Home » Treasury Secretary Bessent’s Iranian Oil Plan Highlights Tension Between Economics and Geopolitics

Treasury Secretary Bessent’s Iranian Oil Plan Highlights Tension Between Economics and Geopolitics

by admin477351
Photo by Cabinet Secretariat / Wikimedia Commons (CC BY 4.0)

Treasury Secretary Scott Bessent’s announcement Thursday that the US may temporarily lift sanctions on Iranian crude oil stranded on tankers has highlighted the deep tension between economic stabilization and geopolitical strategy. Bessent said the measure is needed to address oil prices above $100 per barrel caused by Iran’s Hormuz blockade, but experts warned it creates significant strategic complications.

The Hormuz blockade has removed between 10 and 14 million barrels of daily oil supply from global markets for close to two weeks, creating an economic crisis that has forced the administration into difficult tradeoffs. The sustained price surge has affected multiple sectors and regions, generating urgent demands for supply-side interventions that can provide rapid and meaningful relief.

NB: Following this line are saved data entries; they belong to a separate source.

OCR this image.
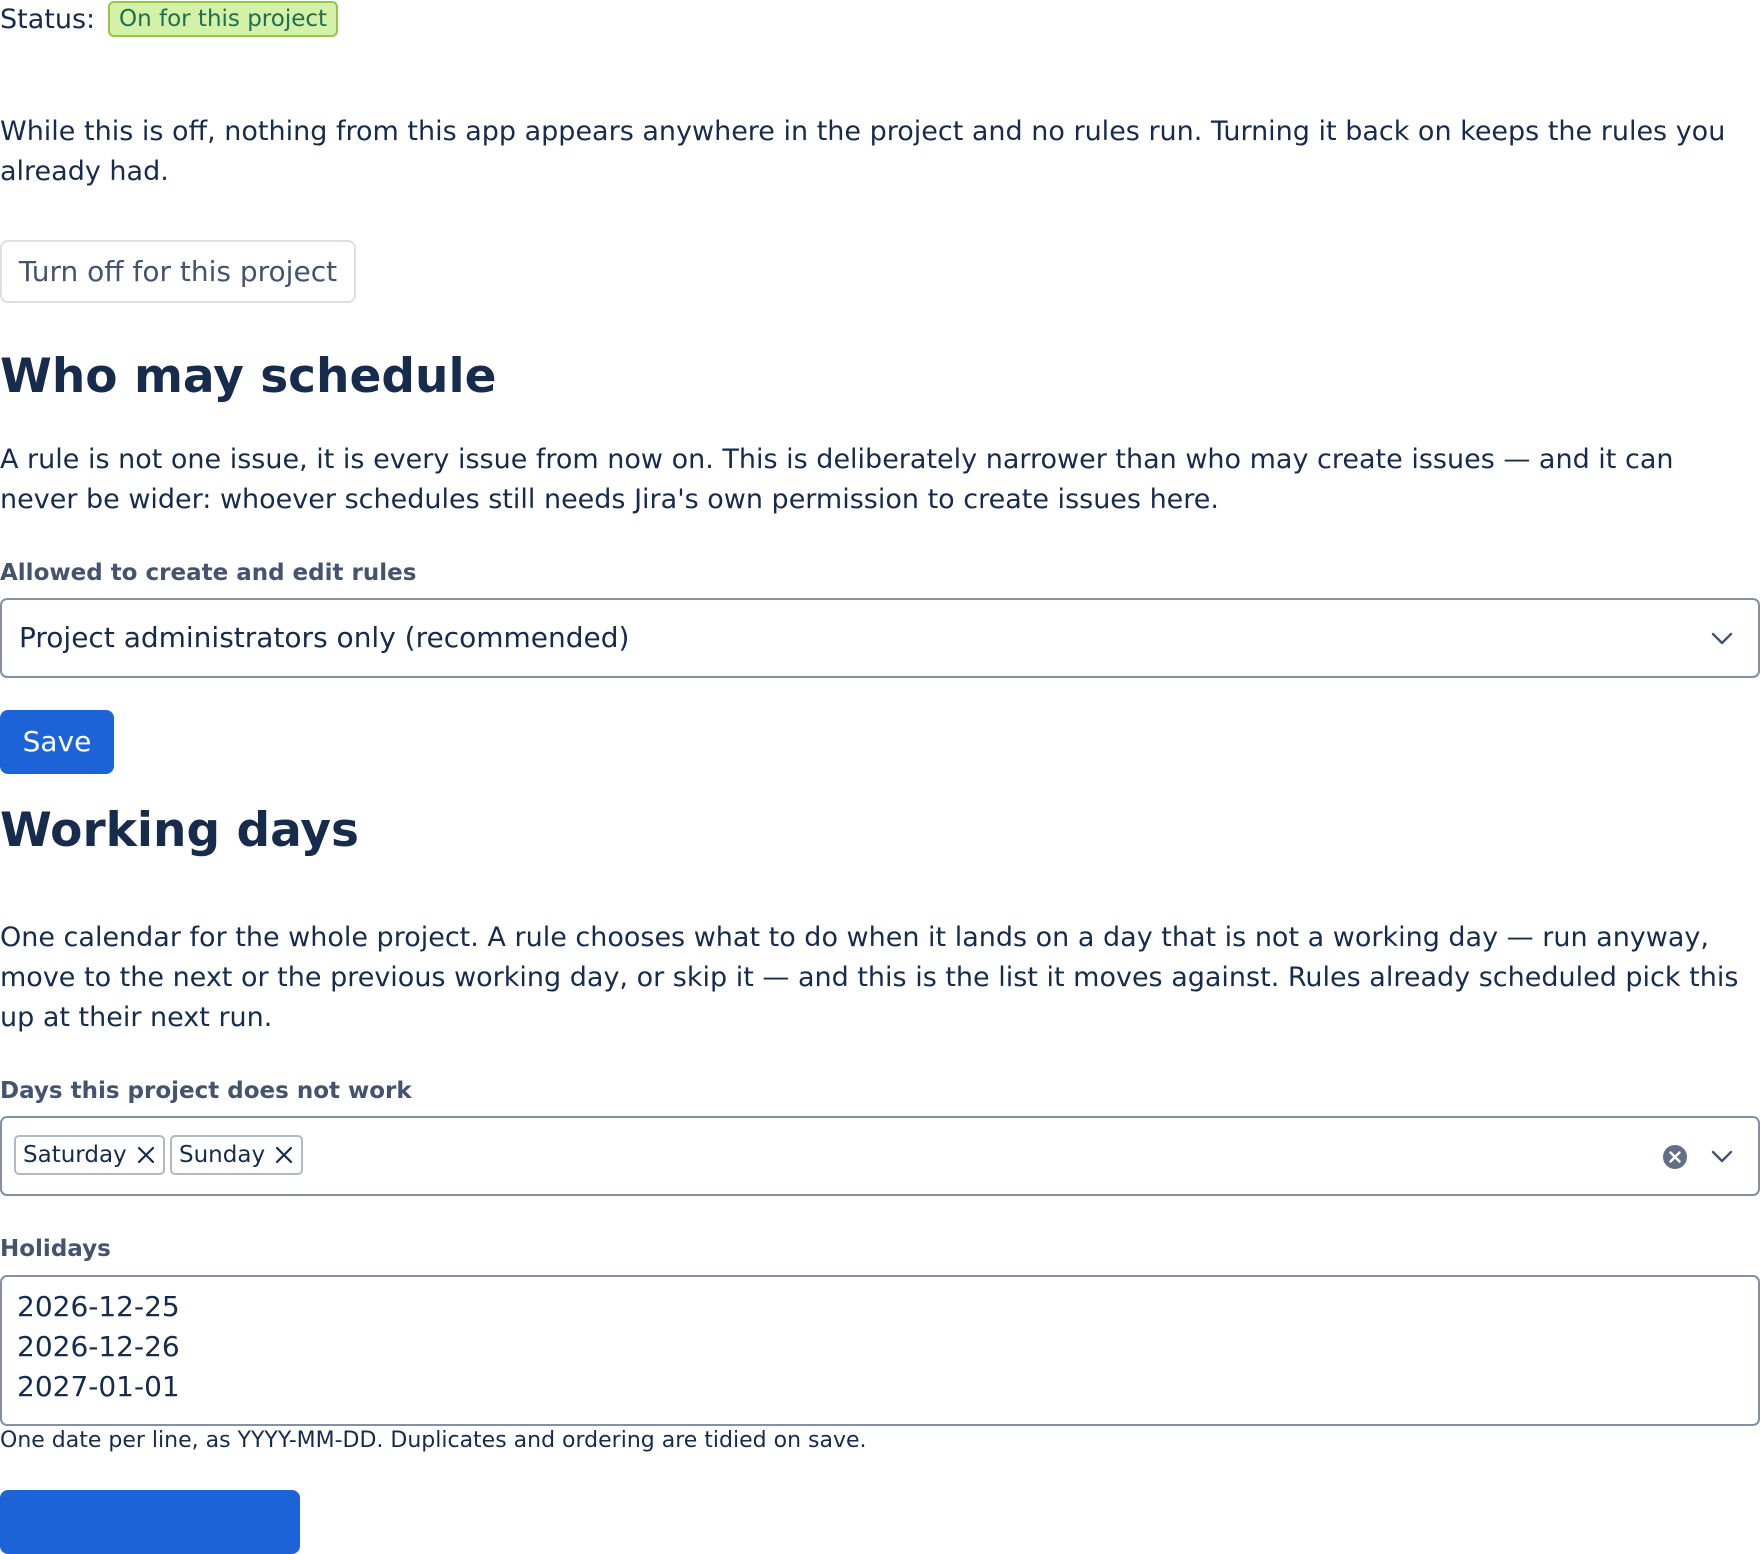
Status:	On for this project

While this is off, nothing from this app appears anywhere in the project and no rules run. Turning it back on keeps the rules you already had.

Turn off for this project
Who may schedule

A rule is not one issue, it is every issue from now on. This is deliberately narrower than who may create issues — and it can never be wider: whoever schedules still needs Jira's own permission to create issues here.

Allowed to create and edit rules
Project administrators only (recommended)
Save
Working days

One calendar for the whole project. A rule chooses what to do when it lands on a day that is not a working day — run anyway, move to the next or the previous working day, or skip it — and this is the list it moves against. Rules already scheduled pick this up at their next run.

Days this project does not work
Saturday Sunday
Holidays
2026-12-25
2026-12-26
2027-01-01
One date per line, as YYYY-MM-DD. Duplicates and ordering are tidied on save.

Bessent confirmed approximately 140 million barrels of Iranian crude are stranded on tankers in international waters, oil originally heading toward Chinese buyers. A targeted temporary waiver could redirect this oil to global markets, providing roughly two weeks of supply relief during the US campaign to force Iran to reopen the strait.

The Treasury’s plan draws on a precedent from a previous waiver for Russian oil that added approximately 130 million barrels to world supply. An additional unilateral US Strategic Petroleum Reserve release beyond the G7’s 400 million barrel joint commitment is also planned, while the administration has firmly ruled out any financial market intervention.

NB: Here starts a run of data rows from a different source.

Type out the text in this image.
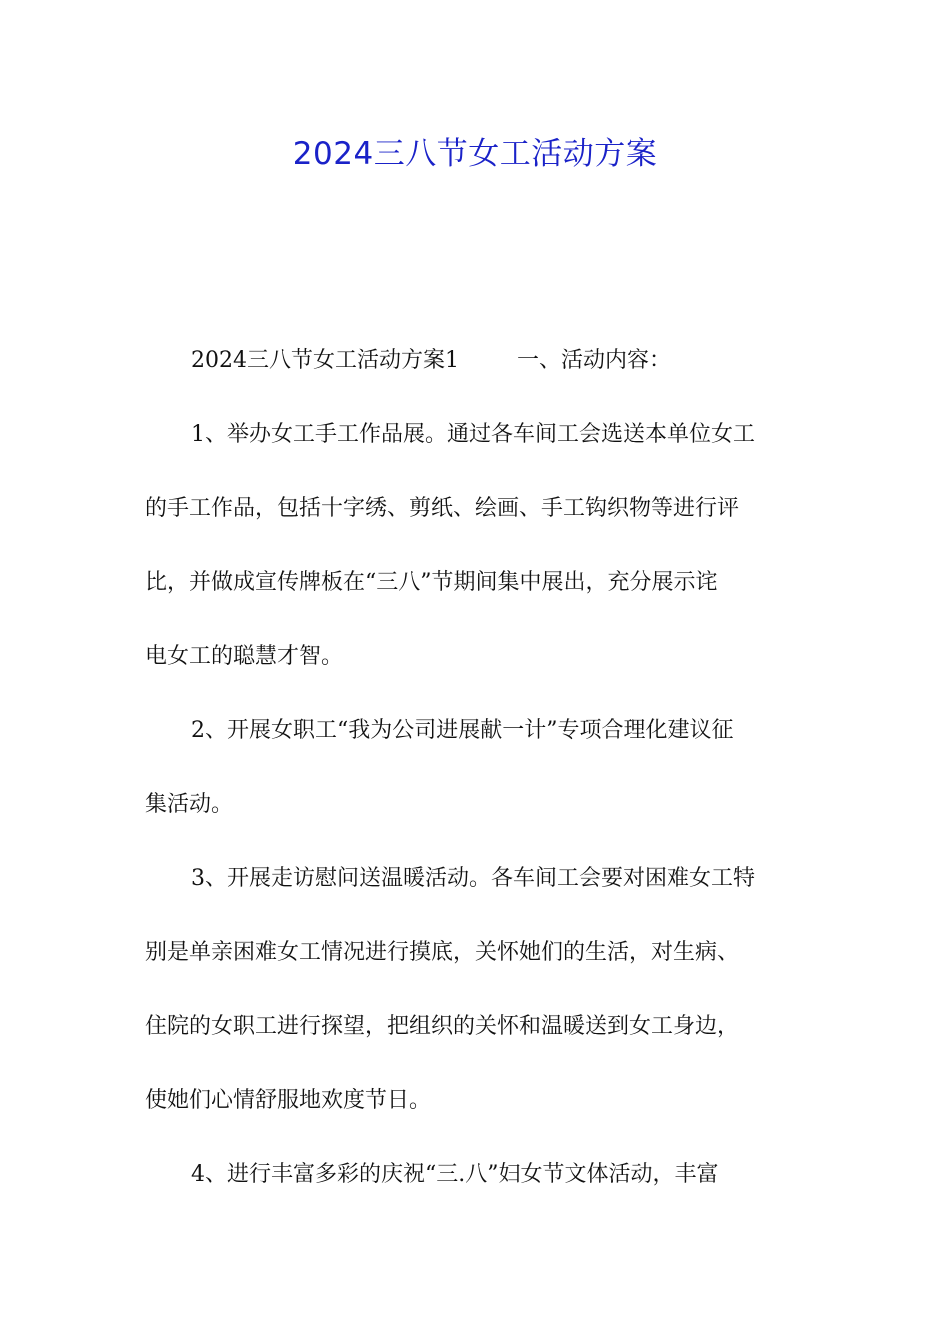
2024三八节女工活动方案
2024三八节女工活动方案1	一、活动内容：
1、举办女工手工作品展。通过各车间工会选送本单位女工
的手工作品，包括十字绣、剪纸、绘画、手工钩织物等进行评
比，并做成宣传牌板在“三八”节期间集中展出，充分展示诧
电女工的聪慧才智。
2、开展女职工“我为公司进展献一计”专项合理化建议征
集活动。
3、开展走访慰问送温暖活动。各车间工会要对困难女工特
别是单亲困难女工情况进行摸底，关怀她们的生活，对生病、
住院的女职工进行探望，把组织的关怀和温暖送到女工身边，
使她们心情舒服地欢度节日。
4、进行丰富多彩的庆祝“三.八”妇女节文体活动，丰富
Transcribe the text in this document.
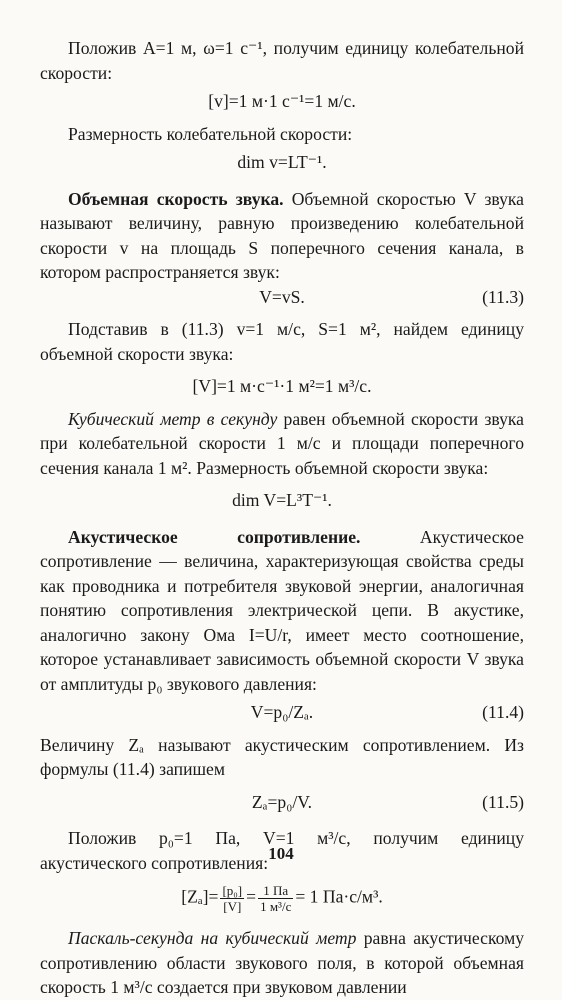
Положив A=1 м, ω=1 с⁻¹, получим единицу колебательной скорости:

[v]=1 м·1 с⁻¹=1 м/с.

Размерность колебательной скорости:

dim v=LT⁻¹.

Объемная скорость звука. Объемной скоростью V звука называют величину, равную произведению колебательной скорости v на площадь S поперечного сечения канала, в котором распространяется звук:

V=vS.	(11.3)

Подставив в (11.3) v=1 м/с, S=1 м², найдем единицу объемной скорости звука:

[V]=1 м·с⁻¹·1 м²=1 м³/с.

Кубический метр в секунду равен объемной скорости звука при колебательной скорости 1 м/с и площади поперечного сечения канала 1 м². Размерность объемной скорости звука:

dim V=L³T⁻¹.

Акустическое сопротивление. Акустическое сопротивление — величина, характеризующая свойства среды как проводника и потребителя звуковой энергии, аналогичная понятию сопротивления электрической цепи. В акустике, аналогично закону Ома I=U/r, имеет место соотношение, которое устанавливает зависимость объемной скорости V звука от амплитуды p₀ звукового давления:

V=p₀/Zₐ.	(11.4)

Величину Zₐ называют акустическим сопротивлением. Из формулы (11.4) запишем

Zₐ=p₀/V.	(11.5)

Положив p₀=1 Па, V=1 м³/с, получим единицу акустического сопротивления:

$[Z_a]= \frac{\text{[p₀]}}{[V]} = \frac{1 Па}{\text{1 м³/с}} = 1$ Па·с/м³.

Паскаль-секунда на кубический метр равна акустическому сопротивлению области звукового поля, в которой объемная скорость 1 м³/с создается при звуковом давлении

104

Policy analysts and compliance experts used Bessent’s announcement to highlight the broader tension between economic and geopolitical priorities. They argued that enabling Iranian oil revenues, even temporarily, would provide the Tehran regime with financial resources for military activities and proxy support, directly contradicting the US’s stated geopolitical objectives. Critics said the plan exemplifies the fundamental difficulty of managing an acute economic crisis with tools that have unavoidable geopolitical side effects.